Some accompanying reforms can also help. Large non-bank finance companies (NBFCs) should be forcibly converted or acquired by banks to mitigate systemic risk. While easy NBFC licensing should continue to spur financial innovation, NBFCs over a certain size should be converted into banks. The logic of allowing entities to borrow short term money wholesale and lend longer term is without logic. They have existed due to the inefficiencies of PSBs, and due to the constraints they have operated under. Bringing government ownership levels down will hurt NBFCs anyway, but I have always struggled to understand the essential illogic of allowing industrial houses NBFC ownership, but preventing them from owning banks. As if an industrial house will find it easier to default on an Indian depositor rather than a public sector bank (from where they currently get most of their funds).

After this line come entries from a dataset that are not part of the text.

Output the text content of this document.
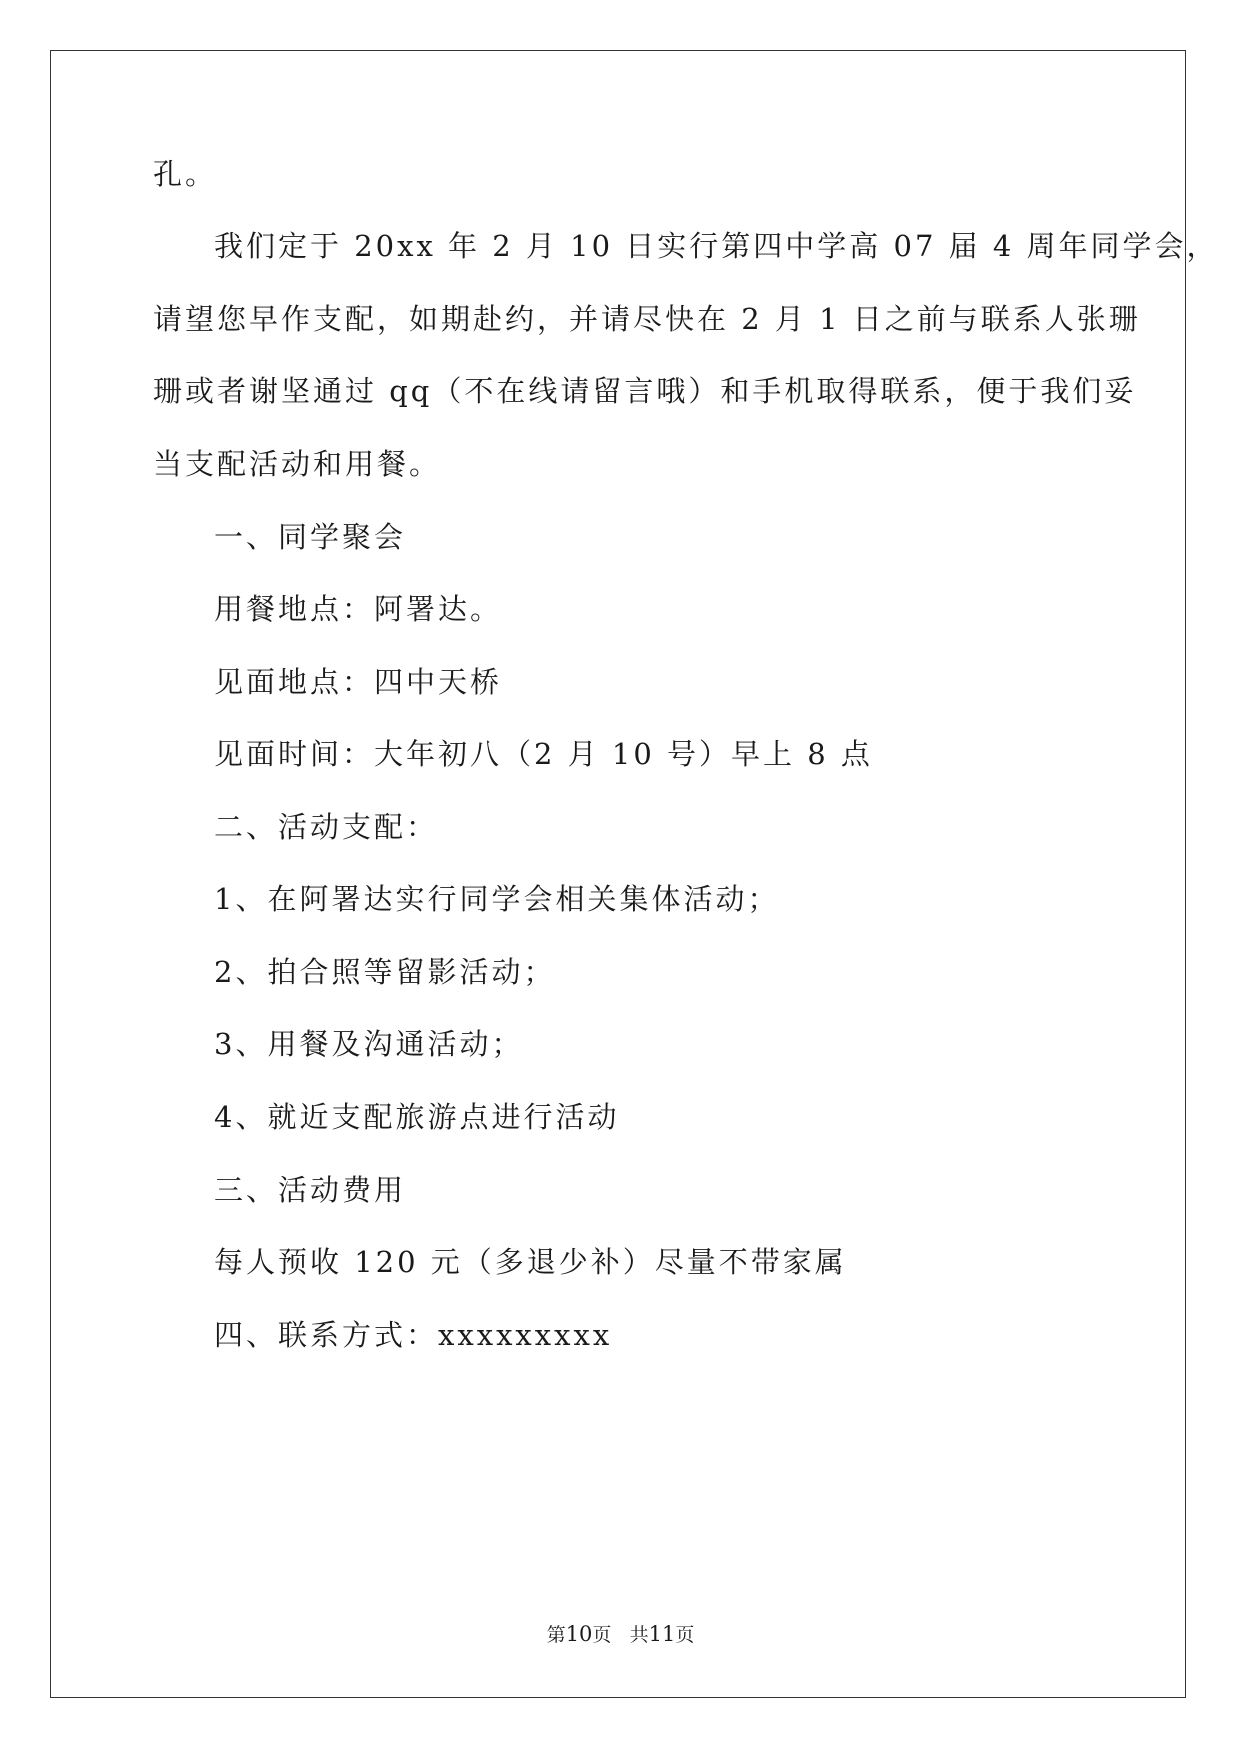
孔。
我们定于 20xx 年 2 月 10 日实行第四中学高 07 届 4 周年同学会，
请望您早作支配，如期赴约，并请尽快在 2 月 1 日之前与联系人张珊
珊或者谢坚通过 qq（不在线请留言哦）和手机取得联系，便于我们妥
当支配活动和用餐。
一、同学聚会
用餐地点：阿署达。
见面地点：四中天桥
见面时间：大年初八（2 月 10 号）早上 8 点
二、活动支配：
1、在阿署达实行同学会相关集体活动；
2、拍合照等留影活动；
3、用餐及沟通活动；
4、就近支配旅游点进行活动
三、活动费用
每人预收 120 元（多退少补）尽量不带家属
四、联系方式：xxxxxxxxx
第10页 共11页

With this same penchant of looking west rather than east, India prematurely abolished development finance institutions (DFI) when the government forced IDBI to become a commercial bank. Concessional funding to DFIs was stopped, and SLR status was taken away from their bonds, making their model unviable. Since then, project finance and money for infrastructure was to come from commercial banks. The system did not work so well, and since then all experiments at creating institutions that would tap into the bond markets—IDFC, IIFL, NIIF—have all failed. China in the meantime has created two new DFIs in addition to the big ones it already had, lending trillions of dollars in project finance.
I don’t even want to go into other regulatory anomalies like cooperative banks in this piece. I will just end by continuing to wonder what is it that prevents the government from bringing down its holdings in PSBs to below 50%, but above 26% shareholding. Someday, somewhere, someone will be able to explain this to me. Till then the thought for a post-Covid world is to imagine a new PSB avatar—a model for the world?